In production and staging we use Solr cloud to manage our Solr index. Our configuration uses a Solr alias to point to the current Solr collection that we are using. For example, in staging the alias pdc-discovery-staging
points to the pdc-discovery-staging-1
collection.
When we index new content we create a new Solr collection (e.g. pdc-discovery-staging-2
) and index our data to this new collection. Once the indexing has completed we update our Solr alias to point to this new collection.
Our indexing process automatically toggles between pdc-discovery-staging-1
and pdc-discovery-staging-2
.
This dual collection approach allows us to index to a separate area in Solr and prevents users from seeing partial results while we are running the index process.

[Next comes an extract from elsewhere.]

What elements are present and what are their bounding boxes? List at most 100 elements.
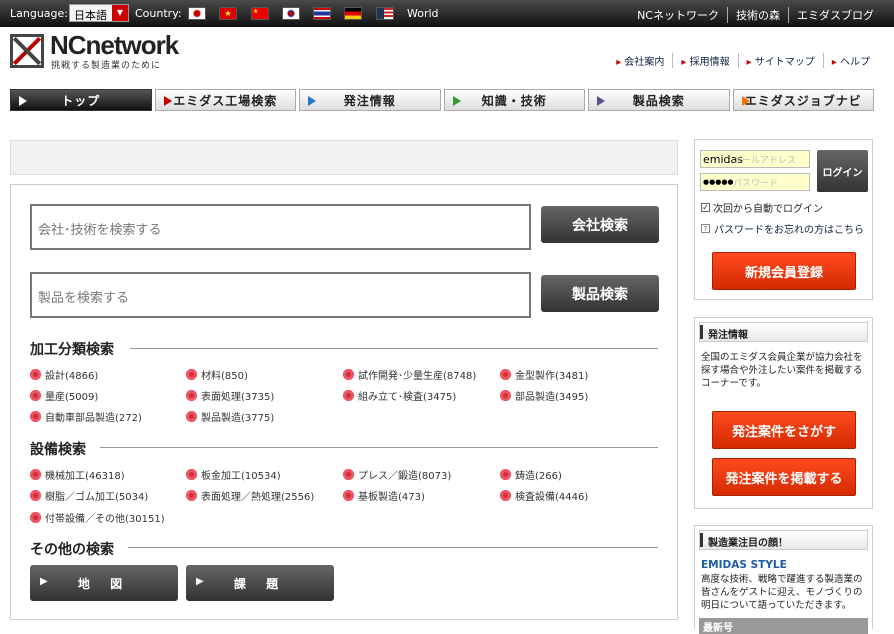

To make changes to the Solr schema in production/staging you need to update the files in the pul_solr repository and deploy them. The basic steps are:
Getting your changes into pul_solr configuration file for PDC Discovery
- Copy your configuration updates to pul_solr (This command assumes all your projects live in one folder on your machine)
cp solr/conf/* ../pul_solr/solr_configs/pdc-discovery/conf/
- create a Draft PR in pul_solr with your changes ( is the name of your new branch for the PR)
- Connect to the VPN.
- Optional. You can tunnel to machine running Solr
ssh -L 8983:localhost:8983 pulsys@lib-solr-staging4
if you want to see your current configuration (e.g.solrconfig.xml
orschema.xml
). - Make sure you are on the
pul-solr
repo. - Deploy the changes, e.g.
BRANCH=<branch-name> bundle exec cap solr8-staging deploy
. - verify your changes have worked and mark your PR ready for review
- Once the PR has been merged cordiante a time to deploy the changes to production
bundle exec cap solr8-production deploy
You can see the list of Capistrano environments here
The deploy will update the configuration for all Solr collections in the given environment, but it does not cause downtime. If you need to manually reload a configuration for a given Solr collection you can do it via the Solr Admin UI.
You can view the Honeybadger Uptime check. Currently it checks every minute and will report downtime when two checks fail in a row (i.e. we should know within 2 minutes).
To be notified of downtime enable notifications in Honeybadger under: Settings + Alerts & Integrtions + email (Edit). Enable notifications for "Uptime Events" for "PDC Discovery Production". Notice that email notifications settings are per project.
There is a data feed at /pppl_reporting_feed.json
.
It provides a feed of the full JSON blob from PDC Describe for every object tagged as belonging to the Princeton Plasma Physics Laboratory group, sorted by most recently updated first. This is so PPPL can harvest data sets to report to OSTI.
This feed can be paged through using the parameters per_page
and page
, like this:
https://pdc-discovery-staging.princeton.edu/discovery/pppl_reporting_feed.json?per_page=2&page=3
Mailcatcher is a gem that can also be installed locally. See the mailcatcher documentation for how to run it on your machine.
To See mail that has been sent on the staging server you can utilize capistrano to open up both mailcatcher consoles in your browser.
cap staging mailcatcher:console
Look in your default browser for the consoles
Emails on production are sent via Pony Express.